To cut a long story short, I'm trying to generate Huffman codes from a canonical Huffman list. Essentially, the following two loops should run, and generate a binary string. The code is:
for (int i = 1; i <= 17; i++) {
for (int j = 0; j < input.length; j++) {
if (input[j] == i) {
result.put(allocateCode(i, j), j); //update a hashmap
huffCode += (1 << (17 - i)); //Update the huffman code
}
}
}
Essentially the code should look for all codes with a length of 1 and generate a Huffman code for each. So for example, lengths of 1 should go (in order): 0, 1. And lengths of three will go 100, 101, 110.
The allocateCode
function simply returns a string that shows the result, the first run produces this:
Huffman code for code 2 is: 0 (0) length was: 1
Huffman code for code 6 is: 10 (2) length was: 2
Huffman code for code 0 is: 1100 (12) length was: 4
Huffman code for code 3 is: 1101 (13) length was: 4
Huffman code for code 4 is: 1110 (14) length was: 4
Huffman code for code 7 is: 11110 (30) length was: 5
Huffman code for code 1 is: 111110 (62) length was: 6
Huffman code for code 5 is: 111111 (63) length was: 6
This is correct, and the right Huffman codes have been generated. However, running it on a second array of lengths produces this:
Huffman code for code 1 is: 0 (0) length was: 1
Huffman code for code 4 is: 1 (1) length was: 1
Huffman code for code 8 is: 100 (4) length was: 3
Huffman code for code 9 is: 100 (4) length was: 3
Huffman code for code 13 is: 101 (5) length was: 3
Huffman code for code 16 is: 1011000 (88) length was: 7
Huffman code for code 10 is: 10110001 (177) length was: 8
Huffman code for code 2 is: 101100011 (355) length was: 9
Huffman code for code 3 is: 101100011 (355) length was: 9
Huffman code for code 0 is: 1011001000 (712) length was: 10
Huffman code for code 5 is: 1011001000 (712) length was: 10
Huffman code for code 6 is: 1011001001 (713) length was: 10
Huffman code for code 7 is: 10110010011 (1427) length was: 11
Huffman code for code 14 is: 10110010011 (1427) length was: 11
Huffman code for code 17 is: 10110010100 (1428) length was: 11
Huffman code for code 19 is: 10110010100 (1428) length was: 11
Huffman code for code 18 is: 101100101010000 (22864) length was: 15
As you can see, the same code is generated multiple times, examples are code 8 & 9, and codes 2 & 3.
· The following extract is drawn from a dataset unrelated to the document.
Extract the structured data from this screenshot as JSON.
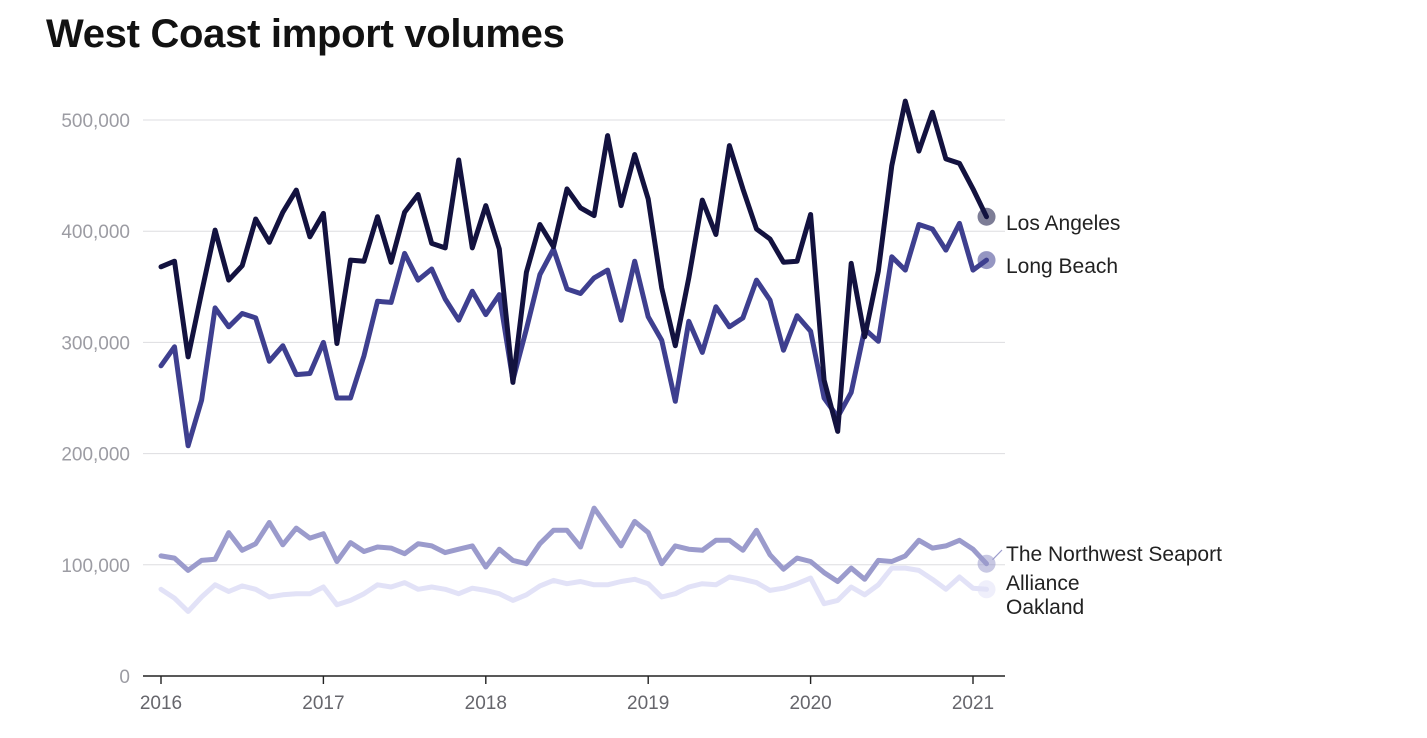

I think my problem lies within the nested loops, however I can't figure out why it works perfectly for one run, and fails on another.
I might just be missing something obvious, but I can't see it for looking.
Any advice would be greatly appreciated.
Thanks
UPDATE
After going back through my code, it seems that I was actually making a small mistake when reading in the data in the first place, hence I was getting incorrect Huffman codes!!